Depois do fim

depois do fim

De onde ela escreve, tudo ainda é vazio, ou cheio da saudade da presença dele, o que é a mesma coisa.

O fim de uma história de amor é sempre uma tragédia. Uma morte precoce, um acidente de carro, um infarto. Falta tempo. Não teve nem tempo de dizer que conseguiu aquele contato que tanto buscava. Ele não terminou de contar a história daquela reunião. Há um silêncio devorador em todo fim. Tanto a ser dito, a ser sussurrado, a ser vivido pela milésima vez… Sempre igual, mas sempre diferente.

Morre-se um pouco ao fim de cada amor. Morrem os projetos, os planos e os sonhos. De uma hora pra outra, tudo é outra coisa, outro cenário, é devastação com muita poeira a ser espanada. Como casa posta abaixo, como ruína, feito depois de um terremoto.

Eles sabem, já se disseram, que virando à esquina existe vida, existe a chance de se reconectar com a vida. O passado ativando o futuro, como tem aprendido entre leituras e descaminhos.

Mas, por ora, o corpo ficou dopado. O que antes ardia, hoje busca se reintegrar desse despedaçado todo. Como se entrasse em posição fetal e pedisse colo, canto, útero. Dói o vento batendo, dói o cheiro que lembra porque dói o pensamento, dói a música que fora trilha sonora de tanto.
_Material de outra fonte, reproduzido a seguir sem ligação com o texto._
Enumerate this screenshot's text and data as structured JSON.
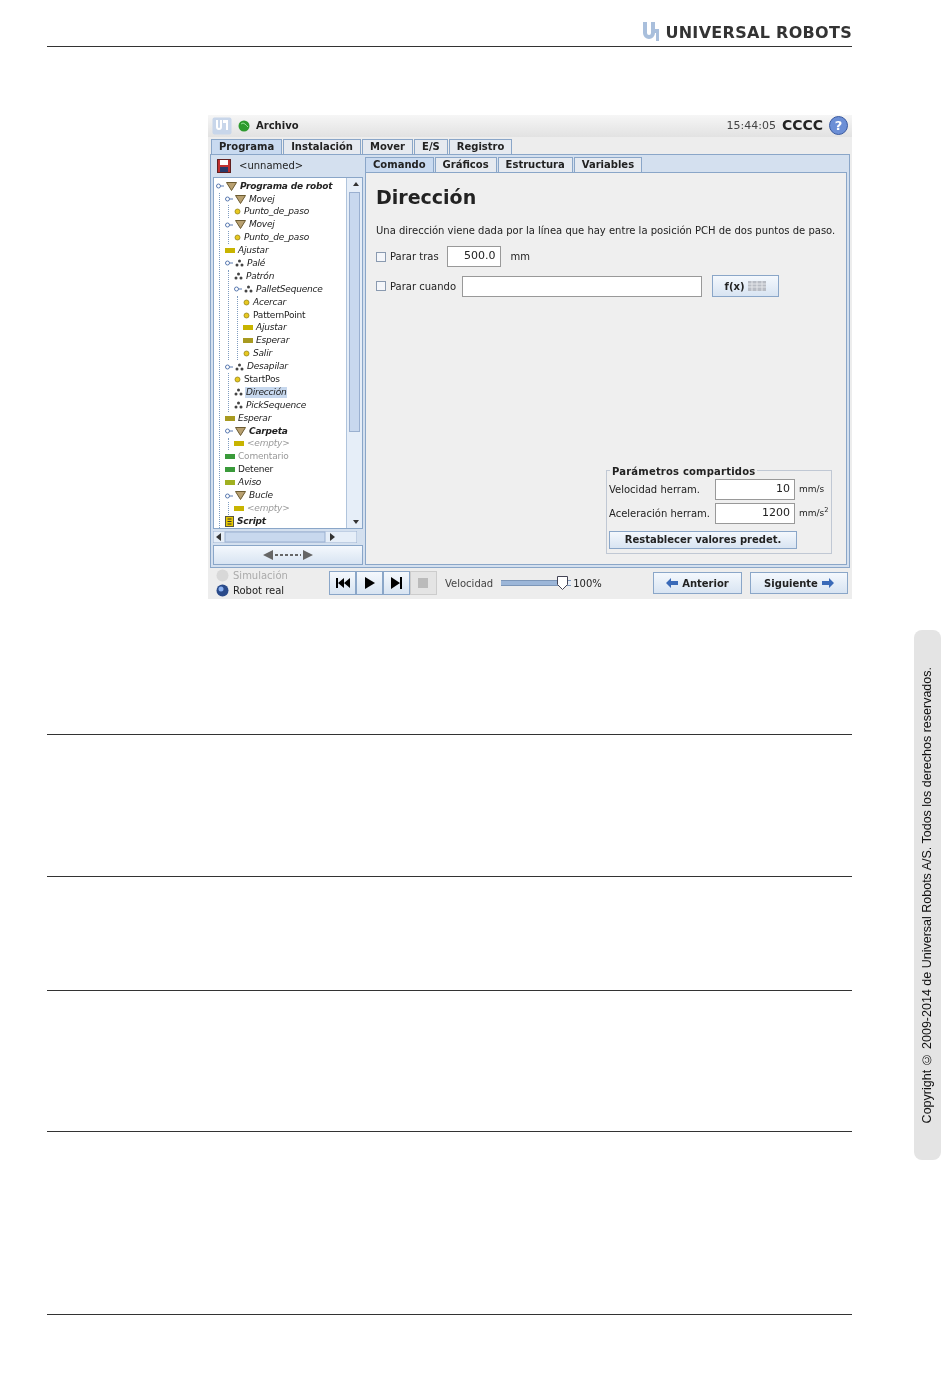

Erraram por tanto amar (urgentemente).

Pode o amor matar uma história de amor?

Ao mesmo tempo, ela se pergunta como a humanidade pode viver com tanto desamor, “meu amor”, sendo a melhor notícia que se lê no dia é a alta de Wesley Safadão do hospital. Ela deseja saúde a Safadão, mas espera notícias boas do Brasil. Saúde pra si, pra eles dois, pra todo mundo… De corpo e de alma.

As frases são curtas porque não há mais fôlego. Perderam o ar em beijos sem tréguas e sete mil léguas sem descansar. Foram tanto que não sobram pro que a vida exigiria de quem ousa buscar a felicidade. A felicidade cobra um preço alto e o que a vida parece querer da gente é covardia e monotonia. Desorganizar a mobília, arrastar os móveis cansa e dá trabalho.

Pobre vida, os encontrou à revelia, à rebeldia: tentaram. Pobre deles que ousaram desafiar a vida. Não são todos os que vencem, mas os que conseguem dizem que vale toda a pena.

Às vezes, acuada, pensa que falar de amor é um ato de coragem, porque é uma fragilidade e por isso é um tabu. Devia ficar tudo silenciado, entalado, segurando o choro e adoecendo a gente. “Salvem os poetas que nos botam o dedo na garganta e nos colocam pra fora. Cantar “Evidências” berrando, sabe? E nessa loucura, de dizer que não te quero… Salve de Fernando Pessoa à José Augusto. Sem eles, sufocaríamos”. Pensa.

Olha rapidamente o site de notícias e vê que nós mulheres não estão a salvo nem nos centros cirúrgicos, nem nas UTIs. Estarrece-se, sente nojo, ódio e desalento. Confirma também que não se pode mais fazer um aniversário em paz. Desola-se e se desanima com a humanidade. Talvez nos matem porque o tema que devia ser da Xuxa foi da Angélica, ou da Mara Maravilha. Vai saber o que move cada um.

Desiste de ler as notícias, como se assim pudesse fingir, por um instante, que o mundo é bom. Por hoje, por um átimo, quer o egoísmo dessa dor, quer uma suspensão, um entrelugar num “espaçotempo” para ser o tanto que restou de si depois do fim. Só por hoje.

Amanhã é outra via, o dia depois. Talvez acorde mais cansada que sozinha. Como um corpo pós vacina, como depois de um vacilo.

Talvez já seja tarde demais para esquecer. Talvez seus caminhos se tornem esquinas onde num cruzamento, numa encruzilhada, num deslize, ela possa esbarrar com ele novamente, num tempo da delicadeza, onde nada digam e sigam encantados lado a lado. Quando o que sentirem forem sinônimos: de amor, de amar.

O que ela queria? Pode voltar para aquele final de semana. Mas o corpo não se move.

Por ora, melhor não ler tantas notícias. Melhor olhar pro mar. Melhor não ligar a TV.